I responded to this notion with the old Creationist tactic that says scientific evidence doesn't count unless you were there, in an effort to get you to understand the fallacy of your statement...
Which is bullshit, btw. Apart from the fact that you're confusing phenomenology with objectivity (and therefore really DON'T have any idea what it "feels like" to be a mouse or how a small animal actually interprets the world or experiences its own inputs) you're basically assuming that locutus needs to be enlightened and shown the error of his ways by your wise and clever ruse. Unfortunately that's just an ultra-smug version of the strawman fallacy and it doesn't actually demonstrate anything.
That being, you made the direct claim that one cannot understand an object unless one has experienced being that object.
Which is a well-known philosophical position at least a thousand years older than the country you're currently living in. There is a philosophical rift here in which reductionists assume that that any phenomenon can be quantified and quantification of a phenomenon is equivalent to experience; then there are those who assert that the experience of a phenomenon is distinct from the description of a phenomenon in important ways, and that you cannot actually know the experience of a thing merely by having it described for you. I lean towards the latter category, primarily because getting people to move from description to experience is a huge part of how I make my living and I know only too well that these things are totally different. Not just between any two species, but between any two PEOPLE.
In short, you're making an indirect philosophical argument based on no evidence and then smugly mocking locutus for not following your logic. There isn't really a point to be made here except that you should probably calm down and think through what might be wrong with your original assertion: that there's no way to confirm that what you imagine an experience to be like will actually be similar to the real thing.
Circling back a bit, I find a couple of things. Firstly, brain SIZE doesn't have a lot to do with intelligence at all, it's mostly about topography. You can actually pack a lot of brain tissue into a very small space depending on how you fold white and grey matter inside the skull. The thing is, a more tightly packed brain may be more susceptible to injury, so there might be an evolutionary advantage in letting the brain cavity grow in proportion to the size of the creature's skull as opposed to keeping it tightly bound.

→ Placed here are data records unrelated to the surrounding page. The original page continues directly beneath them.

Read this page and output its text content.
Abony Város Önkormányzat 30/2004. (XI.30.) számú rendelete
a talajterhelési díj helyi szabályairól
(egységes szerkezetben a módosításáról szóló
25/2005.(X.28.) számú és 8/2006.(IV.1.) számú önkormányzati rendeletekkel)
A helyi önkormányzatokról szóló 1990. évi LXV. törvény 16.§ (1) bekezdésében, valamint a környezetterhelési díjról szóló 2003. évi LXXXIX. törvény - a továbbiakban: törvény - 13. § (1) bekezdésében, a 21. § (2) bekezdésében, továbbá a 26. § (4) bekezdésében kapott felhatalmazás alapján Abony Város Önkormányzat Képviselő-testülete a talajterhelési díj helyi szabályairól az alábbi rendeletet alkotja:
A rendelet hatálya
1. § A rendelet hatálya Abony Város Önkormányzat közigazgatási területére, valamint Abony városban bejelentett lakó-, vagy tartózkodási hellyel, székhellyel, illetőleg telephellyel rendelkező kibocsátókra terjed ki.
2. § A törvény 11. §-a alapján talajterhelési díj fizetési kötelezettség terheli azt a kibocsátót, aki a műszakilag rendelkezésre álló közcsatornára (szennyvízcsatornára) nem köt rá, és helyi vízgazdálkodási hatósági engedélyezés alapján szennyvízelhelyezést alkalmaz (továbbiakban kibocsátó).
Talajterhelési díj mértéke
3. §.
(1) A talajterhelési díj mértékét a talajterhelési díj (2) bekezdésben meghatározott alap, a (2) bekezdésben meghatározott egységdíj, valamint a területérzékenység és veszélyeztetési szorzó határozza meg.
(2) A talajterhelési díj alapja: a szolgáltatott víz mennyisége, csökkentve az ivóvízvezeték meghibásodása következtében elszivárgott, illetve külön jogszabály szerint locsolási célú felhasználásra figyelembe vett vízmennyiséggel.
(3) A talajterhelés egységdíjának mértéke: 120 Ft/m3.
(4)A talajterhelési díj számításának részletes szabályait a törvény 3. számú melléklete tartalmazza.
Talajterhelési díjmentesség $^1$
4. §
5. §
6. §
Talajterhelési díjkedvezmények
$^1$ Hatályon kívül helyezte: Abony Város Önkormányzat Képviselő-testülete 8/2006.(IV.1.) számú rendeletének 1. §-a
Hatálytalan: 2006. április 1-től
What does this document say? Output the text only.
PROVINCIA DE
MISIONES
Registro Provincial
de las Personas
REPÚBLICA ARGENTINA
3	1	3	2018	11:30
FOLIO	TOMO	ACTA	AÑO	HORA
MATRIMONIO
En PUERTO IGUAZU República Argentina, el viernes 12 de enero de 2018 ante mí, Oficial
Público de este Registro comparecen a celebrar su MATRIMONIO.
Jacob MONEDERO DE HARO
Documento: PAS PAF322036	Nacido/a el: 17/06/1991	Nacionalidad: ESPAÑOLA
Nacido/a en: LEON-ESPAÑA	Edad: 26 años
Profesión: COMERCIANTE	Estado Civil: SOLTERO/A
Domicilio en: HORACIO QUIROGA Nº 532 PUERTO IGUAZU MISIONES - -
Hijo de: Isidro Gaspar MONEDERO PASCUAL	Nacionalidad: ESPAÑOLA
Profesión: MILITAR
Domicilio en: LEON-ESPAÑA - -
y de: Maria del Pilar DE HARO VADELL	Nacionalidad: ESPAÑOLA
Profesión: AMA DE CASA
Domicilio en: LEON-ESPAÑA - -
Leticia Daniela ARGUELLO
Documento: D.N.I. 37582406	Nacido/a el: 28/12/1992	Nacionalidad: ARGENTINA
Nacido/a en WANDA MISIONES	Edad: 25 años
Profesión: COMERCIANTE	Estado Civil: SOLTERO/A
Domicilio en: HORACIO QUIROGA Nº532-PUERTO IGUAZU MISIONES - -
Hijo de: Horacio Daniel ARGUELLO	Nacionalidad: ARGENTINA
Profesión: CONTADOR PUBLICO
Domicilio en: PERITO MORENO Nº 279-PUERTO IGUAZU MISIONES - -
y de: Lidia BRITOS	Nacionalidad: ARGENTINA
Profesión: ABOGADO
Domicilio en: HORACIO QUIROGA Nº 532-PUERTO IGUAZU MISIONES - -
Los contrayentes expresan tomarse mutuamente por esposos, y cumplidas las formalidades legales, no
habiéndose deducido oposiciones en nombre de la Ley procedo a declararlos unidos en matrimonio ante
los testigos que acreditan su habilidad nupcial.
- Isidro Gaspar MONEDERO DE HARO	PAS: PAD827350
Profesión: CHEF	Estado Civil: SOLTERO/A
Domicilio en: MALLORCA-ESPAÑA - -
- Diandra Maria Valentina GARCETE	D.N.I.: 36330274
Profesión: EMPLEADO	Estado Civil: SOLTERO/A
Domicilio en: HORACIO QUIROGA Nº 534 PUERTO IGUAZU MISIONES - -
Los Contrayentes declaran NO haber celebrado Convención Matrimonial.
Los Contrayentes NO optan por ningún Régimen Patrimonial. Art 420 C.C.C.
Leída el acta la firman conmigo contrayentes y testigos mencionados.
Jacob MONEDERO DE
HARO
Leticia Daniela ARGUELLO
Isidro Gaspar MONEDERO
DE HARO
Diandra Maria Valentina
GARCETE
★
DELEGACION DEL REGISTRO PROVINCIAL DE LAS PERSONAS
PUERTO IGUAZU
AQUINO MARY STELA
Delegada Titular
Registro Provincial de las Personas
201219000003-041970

OTOH, it's worth pointing out that brains DO NOT operate like computers (modern analogies notwithstanding) and do not "process information." They react to stimuli in deterministic ways, and their reactions affect subsequent reactions later on, but memory and information are not stored within the brain, only expressed in various ways to the extent the pattern of expression is repeatable. Human intelligence (such as it is) works the way it does because we excel at abstract thinking; this makes us accomplished generalists, which is good for us because it makes is highly adaptable. On the other hand it means we basically suck at just about everything and have to make up the difference with technology, where as other life forms are much better at identifying sounds, objects, special relationships, movement patterns, kinesthetic patterns, and assessing threats in their immediate environment. In other words, most life forms appear "less intelligent" because they devote most of their thinking power to simply staying alive and/or not getting eaten. Humans appear more intelligent because we devote an anomalous amount of brain power to all kinds of meaningless bullshit like cat videos, presidential elections, and arguing with people on the internet.